Do the pros outweigh the cons?

The main advantage afforded by this procedure is the ease of phakic IOL implantation with conventional instrumentation. The anterior segment surgeon requires no additional training in the majority of cases, even when using the latest IOL designs. It is now clinically proven that the implants do not induce cataract formation or glaucoma and, issues relating to the damaging effects on the corneal endothelium should not apply, so long as appropriate models and rules indicated for each lens are followed.

Each phakic IOL has its own method of correcting moderate to high refractive errors, including astigmatism, each improving or at least preserving the optical quality of the eye. More modern designs, however, may also correct significant aberrations that the eye may harbour naturally, in addition to refractive errors. Together with the potential for exchangeability with the newer lenses, which would certainly prove beneficial as the patient ages, phakic IOLs, in my opinion, have a promising future ahead.
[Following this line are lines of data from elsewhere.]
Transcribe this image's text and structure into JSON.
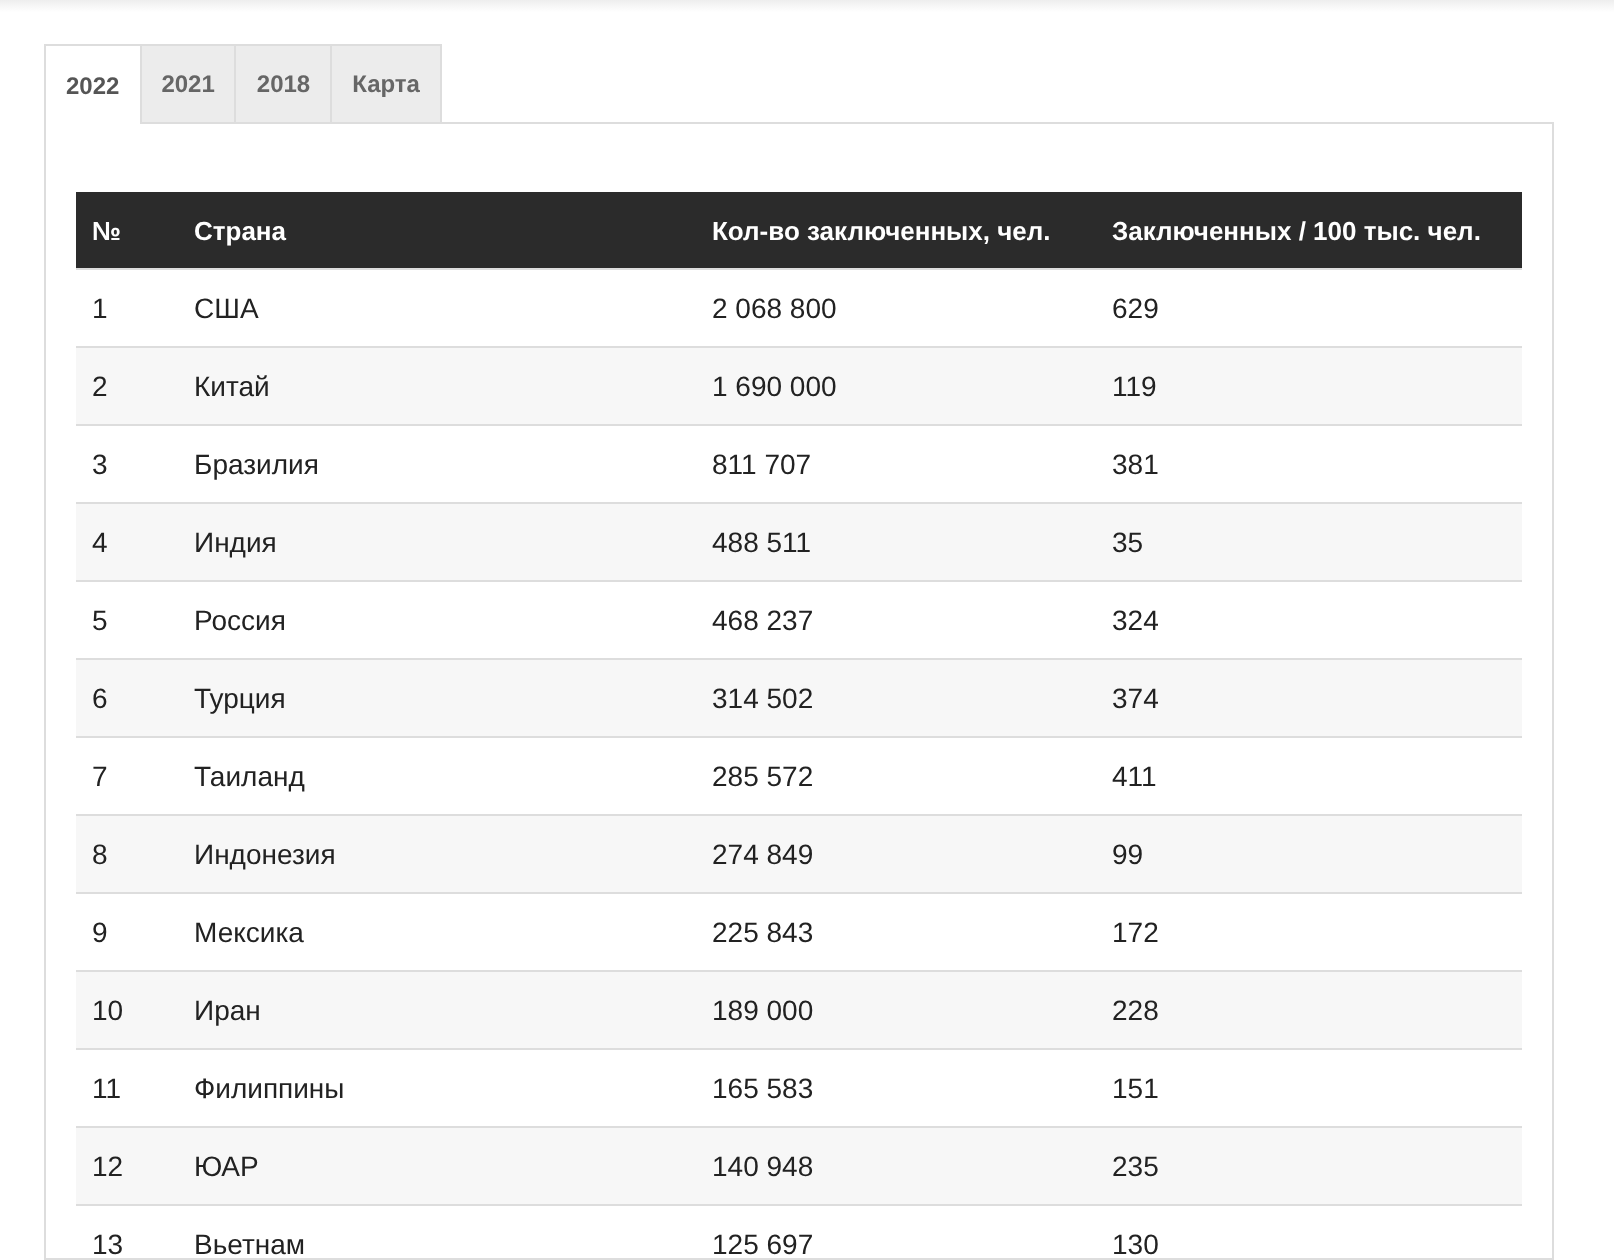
{
  "tabs": [
    {
      "label": "2022",
      "selected": true
    },
    {
      "label": "2021",
      "selected": false
    },
    {
      "label": "2018",
      "selected": false
    },
    {
      "label": "Карта",
      "selected": false
    }
  ],
  "table": {
    "columns": [
      "№",
      "Страна",
      "Кол-во заключенных, чел.",
      "Заключенных / 100 тыс. чел."
    ],
    "rows": [
      [
        "1",
        "США",
        "2 068 800",
        "629"
      ],
      [
        "2",
        "Китай",
        "1 690 000",
        "119"
      ],
      [
        "3",
        "Бразилия",
        "811 707",
        "381"
      ],
      [
        "4",
        "Индия",
        "488 511",
        "35"
      ],
      [
        "5",
        "Россия",
        "468 237",
        "324"
      ],
      [
        "6",
        "Турция",
        "314 502",
        "374"
      ],
      [
        "7",
        "Таиланд",
        "285 572",
        "411"
      ],
      [
        "8",
        "Индонезия",
        "274 849",
        "99"
      ],
      [
        "9",
        "Мексика",
        "225 843",
        "172"
      ],
      [
        "10",
        "Иран",
        "189 000",
        "228"
      ],
      [
        "11",
        "Филиппины",
        "165 583",
        "151"
      ],
      [
        "12",
        "ЮАР",
        "140 948",
        "235"
      ],
      [
        "13",
        "Вьетнам",
        "125 697",
        "130"
      ]
    ]
  }
}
Making way for the new generation

The AcrySof phakic anterior chamber implant, the Duet Kelman lens, the ICARE lens and the Vivarte lens make up the latest generation of anterior chamber phakic IOLs, each demonstrating some form of improved performance and, in some cases, distinct advantages over previous models.

The Kelman Duet implant has recently patented a multi-focal optic that will correct presbyopia simultaneously with far vision correction, either for hyperopia or myopia. The optic is defractive in nature, and is expected to be used in patients to correct moderate to high refractive errors at a presbyopic age. An exchange of the regular myopic or hyperopic optic for this multi-focal optic is an attractive option for patients implanted in the non-presbyopic age range once the presbyopic age is reached. This optic is expected to be manufactured with two different powers for near vision depending on the magnitude of presbyopia.